Hoofdstuk 4. De aanvraag van een individuele voorziening

Artikel 7. De aanvraag

In lid 1 is geregeld dat een aanvraag van een individuele voorziening altijd schriftelijk moet worden gedaan, waarbij de elektronische aanvraag een vorm van een schriftelijke aanvraag is, indien de gemeente deze elektronische aanvraagmogelijkheid ter beschikking stelt. Dit is een verplichting op grond van artikel 4:1 van de Algemene wet bestuursrecht, dat bepaalt dat, tenzij bij wettelijk voorschrift anders bepaald, een aanvraag tot het geven van een beschikking schriftelijk moet worden ingediend.

 

Lid 2 bepaalt dat indien een aanvraag mondeling (telefonisch of anderszins) wordt  ingediend  het college deze indiening schriftelijk moet bevestigen onder gelijktijdige toezending van het aanvraagformulier om deze aanvraag formeel te maken.

Van belang is dat de termijn waarbinnen de aanvraag moet uitmonden in een beschikking (in principe 8 weken) pas begint te lopen vanaf het moment dat het aanvraagformulier, volledig ingevuld en voorzien van alle benodigde bijlagen waaronder het eventuele verslag van het gesprek. In de praktijk zal de aanvraag tijdens het gesprek worden ingevuld en ondertekend.

 

Eventuele los (van een gesprek) ingediende aanvragen worden van een datumstempel voorzien, waarmee de afhandelingstermijn ook vaststaat.

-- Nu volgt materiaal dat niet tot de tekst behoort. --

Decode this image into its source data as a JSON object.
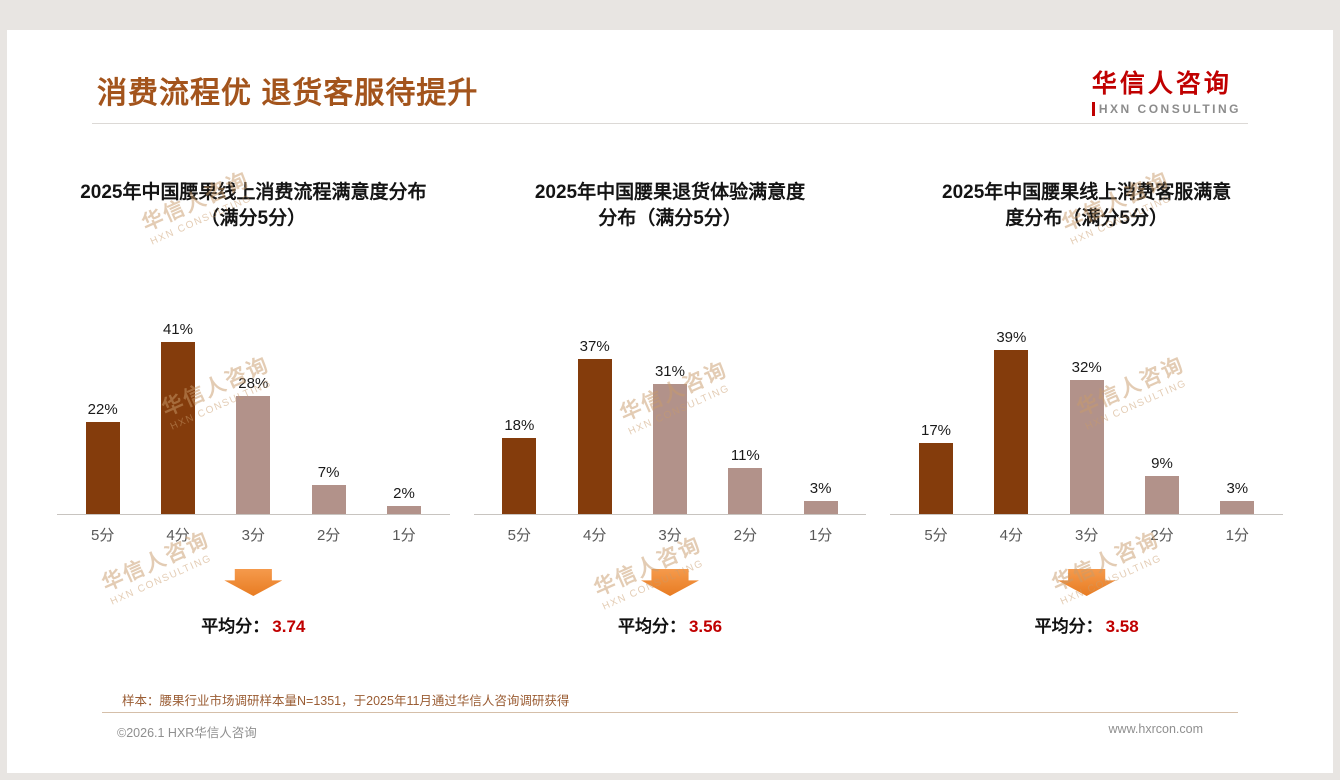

Hoofdstuk 5. Beoordeling van de te bereiken resultaten

Hoofdstuk 5 van de verordening heeft een speciale opbouw. In paragraaf 1 worden de algemene regels die voor alle 8 te bereiken resultaten gelden, opgesomd. Het betreft dan met name het maken van een afweging. Waarom deze maatregel, deze voorziening wel en die niet. Zeker als de te verstrekken voorziening niet (precies) datgene is wat betrokkene wenst, is dit van groot belang: het gaat in de Wmo immers om het te bereiken resultaat en het college zal dan aan moeten kunnen geven waarom een besluit hieromtrent toch als maatwerk kan gelden.

In paragraaf 2 wordt dan per te bereiken resultaat besproken wat de globale kaders zijn.

Er is bewust gekozen voor het niet expliciet c.q. beperkt noemen van de voorzieningen die mogelijk zijn. Allereerst laat de wet deze mogelijkheid toe.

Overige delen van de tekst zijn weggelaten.